College students and the public will be served through on-site vaccine clinics held in conjunction with college basketball games at the eight campuses on the dates listed below. Vaccine promotion events are indicated by an asterisk (*) and will not include vaccine administration on-site, but will direct students to school-based immunization clinics during the month of February. Students are encouraged to check with their own school’s Student Health Center about additional H1N1 vaccine clinics.

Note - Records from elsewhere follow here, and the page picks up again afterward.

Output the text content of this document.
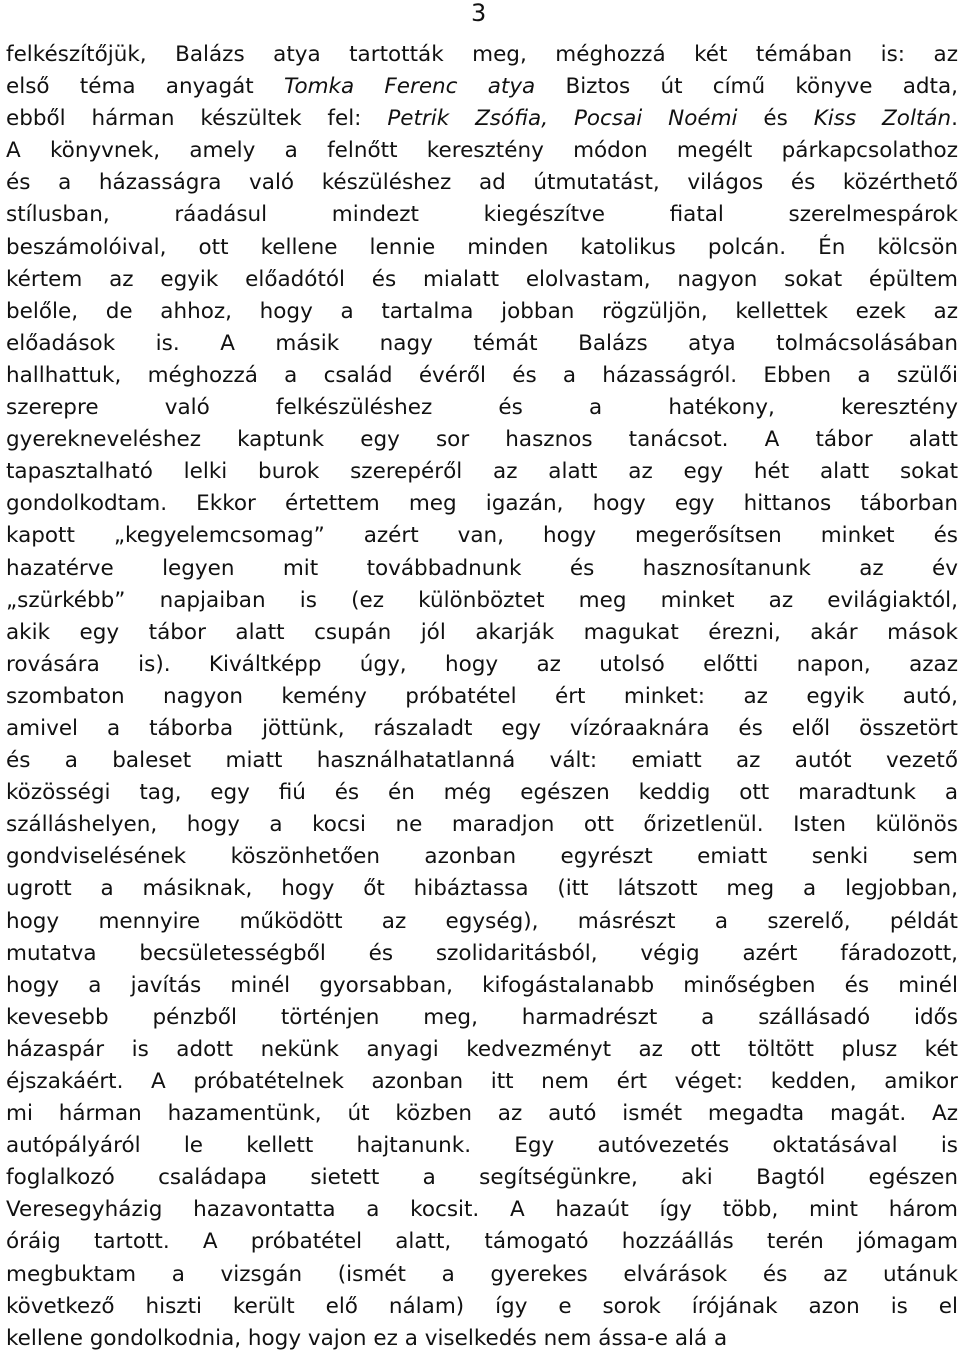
3
felkészítőjük, Balázs atya tartották meg, méghozzá két témában is: az
első téma anyagát Tomka Ferenc atya Biztos út című könyve adta,
ebből hárman készültek fel: Petrik Zsófia, Pocsai Noémi és Kiss Zoltán.
A könyvnek, amely a felnőtt keresztény módon megélt párkapcsolathoz
és a házasságra való készüléshez ad útmutatást, világos és közérthető
stílusban, ráadásul mindezt kiegészítve fiatal szerelmespárok
beszámolóival, ott kellene lennie minden katolikus polcán. Én kölcsön
kértem az egyik előadótól és mialatt elolvastam, nagyon sokat épültem
belőle, de ahhoz, hogy a tartalma jobban rögzüljön, kellettek ezek az
előadások is. A másik nagy témát Balázs atya tolmácsolásában
hallhattuk, méghozzá a család évéről és a házasságról. Ebben a szülői
szerepre való felkészüléshez és a hatékony, keresztény
gyerekneveléshez kaptunk egy sor hasznos tanácsot. A tábor alatt
tapasztalható lelki burok szerepéről az alatt az egy hét alatt sokat
gondolkodtam. Ekkor értettem meg igazán, hogy egy hittanos táborban
kapott „kegyelemcsomag” azért van, hogy megerősítsen minket és
hazatérve legyen mit továbbadnunk és hasznosítanunk az év
„szürkébb” napjaiban is (ez különböztet meg minket az evilágiaktól,
akik egy tábor alatt csupán jól akarják magukat érezni, akár mások
rovására is). Kiváltképp úgy, hogy az utolsó előtti napon, azaz
szombaton nagyon kemény próbatétel ért minket: az egyik autó,
amivel a táborba jöttünk, rászaladt egy vízóraaknára és elől összetört
és a baleset miatt használhatatlanná vált: emiatt az autót vezető
közösségi tag, egy fiú és én még egészen keddig ott maradtunk a
szálláshelyen, hogy a kocsi ne maradjon ott őrizetlenül. Isten különös
gondviselésének köszönhetően azonban egyrészt emiatt senki sem
ugrott a másiknak, hogy őt hibáztassa (itt látszott meg a legjobban,
hogy mennyire működött az egység), másrészt a szerelő, példát
mutatva becsületességből és szolidaritásból, végig azért fáradozott,
hogy a javítás minél gyorsabban, kifogástalanabb minőségben és minél
kevesebb pénzből történjen meg, harmadrészt a szállásadó idős
házaspár is adott nekünk anyagi kedvezményt az ott töltött plusz két
éjszakáért. A próbatételnek azonban itt nem ért véget: kedden, amikor
mi hárman hazamentünk, út közben az autó ismét megadta magát. Az
autópályáról le kellett hajtanunk. Egy autóvezetés oktatásával is
foglalkozó családapa sietett a segítségünkre, aki Bagtól egészen
Veresegyházig hazavontatta a kocsit. A hazaút így több, mint három
óráig tartott. A próbatétel alatt, támogató hozzáállás terén jómagam
megbuktam a vizsgán (ismét a gyerekes elvárások és az utánuk
következő hiszti került elő nálam) így e sorok írójának azon is el
kellene gondolkodnia, hogy vajon ez a viselkedés nem ássa-e alá a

Feb. 10:  NC State vs. Virginia Tech  (RBC Center)
Feb. 11:  Fayetteville State University vs. Shaw University  (Capel Arena)
Feb. 13:  *UNC Chapel Hill vs. NC State
Feb. 13:  Fayetteville State University vs. Johnson C. Smith University  (Capel Arena)
Feb. 17:  UNC Charlotte vs. Duquesne  (Halton Arena)
Feb. 17:  NC State vs. Maryland  (RBC Center)
Feb. 17:  NC A&T vs. S.C. State  (Corbett Sports Center)
Feb. 20:  NC State vs. Wake Forest  (RBC Center)
Feb. 21:  UNC Wilmington vs. Townson  (Trask Coliseum)
Feb. 24:  UNC Charlotte vs. St. Joseph’s  (Halton Arena)
Feb. 24   East Carolina University vs. SMU  (Minges Coliseum)
Feb. 27:  East Carolina  University vs. Tulsa  (Minges Coliseum)
Feb. 27:  UNC Wilmington vs. William & Mary  (Trask Coliseum)
Feb. 27:  Winston Salem State University vs. Florida A&M (C.E. Gaines Center - clinic may be changed to March 1)

Photo

Print Quality Photo. Cutline: N.C. State's Mrs. Wuff is one of the mascots from eight colleges and universities across the state who will be wearing a "The Flu Stops With Me" bandage during February to support H1N1 immunization.